1. Define the ice exclusion process. (Also see p. 8G)
2. How deep will a particular water mass sink?
3. Explain why deep water mass can spread horizontally over large areas. (Also see figs. 10.24 and 10.27)
4. Explain the concept of a stable water column stratified by density. (Also see p. 15G and fig. 10.27)
5. Explain the formation of the densest water mass in the Weddell Sea near Antarctica. (Also see fig. 10.26)
6. Use fig. 10.27 to give the flow direction of the Antarctic Bottom Water (AABW) in the Atlantic Ocean.
7. Explain why no bottom water formation occurs in the North Indian or North Pacific oceans. (Also see inside front cover)
8. Where is the North Atlantic Deep Water (NADW) formed? (Also see fig. 10.26)
9. Use fig. 10.27 to give the flow direction of the North Atlantic Deep Water (NADW) in the Atlantic Ocean.

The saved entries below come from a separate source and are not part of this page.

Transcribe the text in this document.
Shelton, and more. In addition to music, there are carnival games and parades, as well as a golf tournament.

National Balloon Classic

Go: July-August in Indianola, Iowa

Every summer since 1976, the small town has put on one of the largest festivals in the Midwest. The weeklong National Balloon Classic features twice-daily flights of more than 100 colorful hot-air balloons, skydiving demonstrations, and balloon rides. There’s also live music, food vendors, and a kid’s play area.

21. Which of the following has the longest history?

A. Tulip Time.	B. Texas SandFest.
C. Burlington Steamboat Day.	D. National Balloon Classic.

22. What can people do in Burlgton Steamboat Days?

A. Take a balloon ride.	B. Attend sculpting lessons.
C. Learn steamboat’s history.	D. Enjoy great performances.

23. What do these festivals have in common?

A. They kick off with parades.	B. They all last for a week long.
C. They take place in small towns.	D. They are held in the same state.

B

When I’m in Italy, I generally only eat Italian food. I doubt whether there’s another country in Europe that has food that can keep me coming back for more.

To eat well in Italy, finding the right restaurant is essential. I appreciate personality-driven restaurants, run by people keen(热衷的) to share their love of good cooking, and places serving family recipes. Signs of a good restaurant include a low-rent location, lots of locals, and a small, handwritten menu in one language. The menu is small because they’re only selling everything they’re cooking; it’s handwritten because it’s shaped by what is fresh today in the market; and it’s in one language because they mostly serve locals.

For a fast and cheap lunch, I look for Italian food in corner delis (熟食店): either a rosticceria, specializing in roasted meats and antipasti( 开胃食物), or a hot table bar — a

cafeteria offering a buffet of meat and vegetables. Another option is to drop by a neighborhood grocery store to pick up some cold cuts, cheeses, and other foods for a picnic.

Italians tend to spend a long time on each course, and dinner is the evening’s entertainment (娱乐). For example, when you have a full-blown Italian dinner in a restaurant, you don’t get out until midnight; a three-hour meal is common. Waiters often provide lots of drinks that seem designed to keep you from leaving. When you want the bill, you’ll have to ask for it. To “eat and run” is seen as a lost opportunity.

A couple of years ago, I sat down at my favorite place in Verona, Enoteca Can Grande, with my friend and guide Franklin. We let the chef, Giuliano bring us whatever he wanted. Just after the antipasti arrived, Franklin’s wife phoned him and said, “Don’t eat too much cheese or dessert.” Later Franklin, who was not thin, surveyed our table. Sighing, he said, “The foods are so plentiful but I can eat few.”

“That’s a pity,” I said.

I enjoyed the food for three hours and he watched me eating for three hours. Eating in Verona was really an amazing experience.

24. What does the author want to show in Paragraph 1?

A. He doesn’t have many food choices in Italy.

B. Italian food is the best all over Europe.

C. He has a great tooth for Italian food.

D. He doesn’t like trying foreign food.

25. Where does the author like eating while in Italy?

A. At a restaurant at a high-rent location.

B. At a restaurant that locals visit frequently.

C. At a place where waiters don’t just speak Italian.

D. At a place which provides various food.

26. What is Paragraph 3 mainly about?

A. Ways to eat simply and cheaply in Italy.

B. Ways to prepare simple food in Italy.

10. Explain why Atlantic seawater salinity is slightly higher than other oceans. (Also see fig. 10.25)
11. Explain why the NADW flows over the AABW. (Also see fig. 10.27)
12. Explain the formation of Mediterranean Intermediate Water (MIW). (Also see figs. 10.25 and 10.26)
13. Explain how oceanographers learn about thermohaline circulation.
14. Explain how conservative properties are changed below the ocean's surface.
15. List the two primary conservative seawater properties.
16. Explain how conservative properties are used to trace thermohaline water masses.
17. What does the line plotted between two water masses on a TS diagram signify? (Also see fig. 10.30)
18. Give the primary source of the radionuclide tracers.
19. Explain why tritium is a perfect water mass tracer.
20. Explain why tritium is a useful tracer for only a few decades.
21. Which water mass is traced using tritium in fig. 10.31?
22. Explain why CFC's are excellent water-mass tracers.
23. Discuss a primary disadvantage for CFC's as tracers.